The Coin's eyes grew wide. "What is it?" The cross of cards was complete, except for that final middle card. Now for The Show. I placed the remainder of the cards on the edge of the table. Then I rubbed my hands together and blew on them, as if they were icy cold. I swirled my hands mere inches above the incomplete cross, feeling their energy. The Coin ate up this hooey like, well…apparently like she ate up everything: with gusto. "You are…" I closed my eyes for a moment.
"Unhappy." The Coin nodded. Zing. Well, honestly, that one was common sense. The only people who went to a medium were unhappy people. I always started with that one, and I always got it right. I narrowed my eyes and studied my Coin. Wedding ring, decent clothes, furrowed brow.
Pretty, in a plump sort of way. "You're worried about something." The Coin nodded again. She leaned forward in the tiny chair, and her brown eyes widened. She apparently thought I was on to something. "You're worried about your marriage." But the Coin shook her head and her shoulders slumped ever so slightly. I knew I'd guessed incorrectly before she even spoke.
"No. No, I have a wonderful husband." "Yes, yes, of course. You're worried about money." Always the next one I tried. The Coin shook her head again, more fervently this time. Her eyes blazed, and her face screwed up like a twisted dish towel. "No, money's not an issue, you imp!" she shouted, and pounded the table with the palm of her hand.
"I knew this was a waste of my time!" Money's not an issue? Fancy that! Money's an issue for everyone, lady. I felt a little flame of anger ignite inside me at this sudden turn.
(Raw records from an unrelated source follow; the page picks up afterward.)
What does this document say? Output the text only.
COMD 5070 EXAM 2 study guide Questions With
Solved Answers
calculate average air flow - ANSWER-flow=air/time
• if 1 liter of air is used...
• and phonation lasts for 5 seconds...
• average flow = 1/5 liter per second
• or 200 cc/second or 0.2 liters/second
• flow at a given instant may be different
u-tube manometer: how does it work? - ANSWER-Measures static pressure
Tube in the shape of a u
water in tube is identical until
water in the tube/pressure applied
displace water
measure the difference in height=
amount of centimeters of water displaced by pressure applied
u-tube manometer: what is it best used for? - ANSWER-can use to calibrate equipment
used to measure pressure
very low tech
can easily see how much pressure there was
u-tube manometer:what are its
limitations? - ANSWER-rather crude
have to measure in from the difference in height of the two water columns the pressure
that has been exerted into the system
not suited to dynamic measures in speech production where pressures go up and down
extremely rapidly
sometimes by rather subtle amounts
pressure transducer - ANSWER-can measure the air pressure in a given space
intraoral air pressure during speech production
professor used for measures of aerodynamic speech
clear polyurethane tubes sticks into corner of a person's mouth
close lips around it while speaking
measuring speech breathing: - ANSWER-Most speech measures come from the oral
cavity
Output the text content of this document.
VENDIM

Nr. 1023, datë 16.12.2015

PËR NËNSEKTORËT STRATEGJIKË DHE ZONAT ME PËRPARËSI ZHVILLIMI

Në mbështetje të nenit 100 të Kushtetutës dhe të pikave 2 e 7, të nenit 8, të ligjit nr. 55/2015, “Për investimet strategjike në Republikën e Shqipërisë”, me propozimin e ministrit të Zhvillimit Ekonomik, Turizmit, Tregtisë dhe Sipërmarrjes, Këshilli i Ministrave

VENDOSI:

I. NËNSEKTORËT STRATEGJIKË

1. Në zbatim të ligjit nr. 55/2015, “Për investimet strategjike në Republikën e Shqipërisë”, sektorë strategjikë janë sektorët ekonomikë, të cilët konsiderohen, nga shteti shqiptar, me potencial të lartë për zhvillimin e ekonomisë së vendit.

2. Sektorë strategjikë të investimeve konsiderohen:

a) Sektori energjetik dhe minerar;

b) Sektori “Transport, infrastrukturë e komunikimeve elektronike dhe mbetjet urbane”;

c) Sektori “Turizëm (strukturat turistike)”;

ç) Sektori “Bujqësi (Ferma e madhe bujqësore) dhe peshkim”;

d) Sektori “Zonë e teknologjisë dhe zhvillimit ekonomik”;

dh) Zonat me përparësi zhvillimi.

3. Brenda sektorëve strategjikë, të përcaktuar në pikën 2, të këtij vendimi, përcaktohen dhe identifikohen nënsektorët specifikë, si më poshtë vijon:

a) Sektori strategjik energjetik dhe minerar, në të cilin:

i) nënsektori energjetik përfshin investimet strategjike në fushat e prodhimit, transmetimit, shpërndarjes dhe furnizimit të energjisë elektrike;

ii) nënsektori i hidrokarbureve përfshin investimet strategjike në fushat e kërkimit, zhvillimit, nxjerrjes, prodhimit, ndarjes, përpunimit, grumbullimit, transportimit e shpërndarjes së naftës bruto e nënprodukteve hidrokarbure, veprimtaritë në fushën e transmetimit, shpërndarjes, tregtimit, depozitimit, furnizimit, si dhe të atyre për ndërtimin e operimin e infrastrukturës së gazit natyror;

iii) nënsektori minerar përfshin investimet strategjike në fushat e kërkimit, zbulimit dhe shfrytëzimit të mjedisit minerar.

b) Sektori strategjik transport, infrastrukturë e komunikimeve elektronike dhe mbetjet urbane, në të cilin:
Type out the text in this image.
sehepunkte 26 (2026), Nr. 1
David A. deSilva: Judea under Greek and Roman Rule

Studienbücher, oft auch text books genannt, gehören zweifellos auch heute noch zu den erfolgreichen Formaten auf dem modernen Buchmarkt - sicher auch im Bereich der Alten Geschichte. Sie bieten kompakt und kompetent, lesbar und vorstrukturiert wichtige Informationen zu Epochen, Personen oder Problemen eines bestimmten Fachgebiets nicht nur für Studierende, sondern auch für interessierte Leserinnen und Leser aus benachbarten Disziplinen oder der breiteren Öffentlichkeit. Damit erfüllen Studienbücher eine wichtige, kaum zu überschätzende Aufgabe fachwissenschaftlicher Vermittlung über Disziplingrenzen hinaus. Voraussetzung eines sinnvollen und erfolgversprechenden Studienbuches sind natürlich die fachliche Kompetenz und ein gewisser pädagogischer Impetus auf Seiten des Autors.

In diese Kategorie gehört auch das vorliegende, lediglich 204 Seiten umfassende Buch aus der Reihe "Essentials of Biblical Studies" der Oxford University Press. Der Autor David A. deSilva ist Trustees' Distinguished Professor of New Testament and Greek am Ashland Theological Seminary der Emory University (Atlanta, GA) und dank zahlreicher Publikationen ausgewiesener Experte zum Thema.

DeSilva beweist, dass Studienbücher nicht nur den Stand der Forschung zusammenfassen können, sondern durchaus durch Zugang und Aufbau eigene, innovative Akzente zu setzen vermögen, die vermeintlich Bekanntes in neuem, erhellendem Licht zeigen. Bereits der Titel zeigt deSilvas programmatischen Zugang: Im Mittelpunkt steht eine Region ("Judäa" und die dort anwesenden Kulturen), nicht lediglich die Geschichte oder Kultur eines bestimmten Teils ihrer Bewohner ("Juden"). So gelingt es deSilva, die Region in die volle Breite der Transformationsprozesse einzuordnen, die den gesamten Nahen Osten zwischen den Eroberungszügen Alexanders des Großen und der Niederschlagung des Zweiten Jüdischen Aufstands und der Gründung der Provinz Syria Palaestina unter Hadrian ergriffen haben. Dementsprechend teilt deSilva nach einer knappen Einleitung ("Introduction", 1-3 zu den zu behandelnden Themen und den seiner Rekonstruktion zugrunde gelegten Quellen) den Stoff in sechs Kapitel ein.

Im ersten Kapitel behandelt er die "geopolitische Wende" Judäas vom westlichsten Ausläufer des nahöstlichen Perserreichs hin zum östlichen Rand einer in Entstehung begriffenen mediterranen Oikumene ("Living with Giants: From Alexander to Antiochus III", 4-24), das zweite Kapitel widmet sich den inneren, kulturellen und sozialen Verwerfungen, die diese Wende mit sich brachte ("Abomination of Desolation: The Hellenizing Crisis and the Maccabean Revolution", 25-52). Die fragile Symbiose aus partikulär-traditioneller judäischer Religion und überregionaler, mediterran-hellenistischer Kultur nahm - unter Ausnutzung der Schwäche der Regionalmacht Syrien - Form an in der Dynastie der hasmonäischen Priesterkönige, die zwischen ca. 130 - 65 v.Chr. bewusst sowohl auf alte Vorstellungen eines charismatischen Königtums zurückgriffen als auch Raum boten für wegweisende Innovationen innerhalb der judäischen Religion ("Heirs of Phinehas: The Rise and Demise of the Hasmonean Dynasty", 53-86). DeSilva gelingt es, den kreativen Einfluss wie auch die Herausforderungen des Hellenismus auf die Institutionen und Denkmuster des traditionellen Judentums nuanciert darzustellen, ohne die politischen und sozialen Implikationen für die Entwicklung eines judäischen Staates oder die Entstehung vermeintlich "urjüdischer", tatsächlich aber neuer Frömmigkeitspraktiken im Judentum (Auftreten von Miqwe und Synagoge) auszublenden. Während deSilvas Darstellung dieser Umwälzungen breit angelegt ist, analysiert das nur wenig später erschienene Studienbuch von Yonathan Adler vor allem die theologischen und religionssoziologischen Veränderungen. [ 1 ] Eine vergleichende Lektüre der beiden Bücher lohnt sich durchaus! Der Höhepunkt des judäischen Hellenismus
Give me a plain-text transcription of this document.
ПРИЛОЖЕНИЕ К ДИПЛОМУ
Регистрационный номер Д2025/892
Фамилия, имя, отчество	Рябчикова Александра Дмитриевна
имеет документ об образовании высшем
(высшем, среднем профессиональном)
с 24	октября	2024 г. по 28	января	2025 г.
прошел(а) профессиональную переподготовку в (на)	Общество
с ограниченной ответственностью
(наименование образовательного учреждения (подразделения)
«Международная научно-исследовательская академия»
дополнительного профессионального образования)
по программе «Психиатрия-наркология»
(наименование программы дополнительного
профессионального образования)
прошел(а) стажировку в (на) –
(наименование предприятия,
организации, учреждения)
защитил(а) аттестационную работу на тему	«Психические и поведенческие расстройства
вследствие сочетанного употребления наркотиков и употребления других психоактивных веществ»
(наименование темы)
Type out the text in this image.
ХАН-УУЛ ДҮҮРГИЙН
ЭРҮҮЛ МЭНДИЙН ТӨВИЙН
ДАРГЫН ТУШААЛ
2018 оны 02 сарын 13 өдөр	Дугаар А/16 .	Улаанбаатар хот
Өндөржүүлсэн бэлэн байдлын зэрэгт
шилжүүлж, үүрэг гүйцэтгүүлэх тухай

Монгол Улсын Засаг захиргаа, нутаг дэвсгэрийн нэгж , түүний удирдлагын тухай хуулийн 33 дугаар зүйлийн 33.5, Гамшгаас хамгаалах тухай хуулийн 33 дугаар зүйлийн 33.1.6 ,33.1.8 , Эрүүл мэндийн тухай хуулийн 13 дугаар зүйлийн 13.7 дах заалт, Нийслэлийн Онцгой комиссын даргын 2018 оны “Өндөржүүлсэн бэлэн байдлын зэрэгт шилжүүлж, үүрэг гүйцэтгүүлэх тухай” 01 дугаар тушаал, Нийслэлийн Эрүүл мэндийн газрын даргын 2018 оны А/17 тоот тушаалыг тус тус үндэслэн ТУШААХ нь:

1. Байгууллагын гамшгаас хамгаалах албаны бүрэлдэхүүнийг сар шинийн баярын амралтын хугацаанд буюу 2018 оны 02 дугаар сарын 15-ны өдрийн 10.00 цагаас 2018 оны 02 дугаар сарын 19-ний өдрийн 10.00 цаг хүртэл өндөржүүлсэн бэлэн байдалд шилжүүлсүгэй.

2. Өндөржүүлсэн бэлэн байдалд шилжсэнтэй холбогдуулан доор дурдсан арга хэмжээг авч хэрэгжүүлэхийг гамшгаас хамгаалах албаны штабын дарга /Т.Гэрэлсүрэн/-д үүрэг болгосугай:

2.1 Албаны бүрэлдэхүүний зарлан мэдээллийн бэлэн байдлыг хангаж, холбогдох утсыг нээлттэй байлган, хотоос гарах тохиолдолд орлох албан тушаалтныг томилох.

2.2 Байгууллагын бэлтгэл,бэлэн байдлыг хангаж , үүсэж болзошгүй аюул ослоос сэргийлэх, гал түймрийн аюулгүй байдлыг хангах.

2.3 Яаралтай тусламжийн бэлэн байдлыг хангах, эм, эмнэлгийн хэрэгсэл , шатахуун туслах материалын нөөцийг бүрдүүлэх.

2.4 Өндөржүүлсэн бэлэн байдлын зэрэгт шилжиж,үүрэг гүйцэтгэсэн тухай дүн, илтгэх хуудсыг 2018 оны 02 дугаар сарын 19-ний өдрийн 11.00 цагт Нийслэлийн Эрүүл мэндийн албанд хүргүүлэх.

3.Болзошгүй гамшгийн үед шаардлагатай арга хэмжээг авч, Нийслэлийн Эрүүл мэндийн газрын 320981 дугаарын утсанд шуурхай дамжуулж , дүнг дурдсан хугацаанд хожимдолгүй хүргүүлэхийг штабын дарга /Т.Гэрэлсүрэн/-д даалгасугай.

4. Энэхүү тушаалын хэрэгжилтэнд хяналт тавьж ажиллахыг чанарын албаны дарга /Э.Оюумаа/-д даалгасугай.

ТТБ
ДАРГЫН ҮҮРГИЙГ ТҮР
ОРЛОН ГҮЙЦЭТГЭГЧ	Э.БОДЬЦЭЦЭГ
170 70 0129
No money problems! Pah! But I needed this nickel. "You're worried about…," I continued. My hands hovered over the bland cards that this Coin received for her reading. I wasn't quite sure what to try next. Awful marriages and money problems covered almost everyone. "You're worried about…your health.
" The Coin drooped in her chair, and I thought for sure that I'd lost her, that she'd had enough of this hoax. But she surprised me. "Yes," she whispered into her lap. "Is it going to kill us all?" My mind whirred. It? Kill us all? The only thing that could be was… "Halley's Comet?" "Yes!" The Coin bolted upright and gripped my wrists so tightly my skin turned white beneath her fingers. "Let go, please." I said it softly, so as not to al.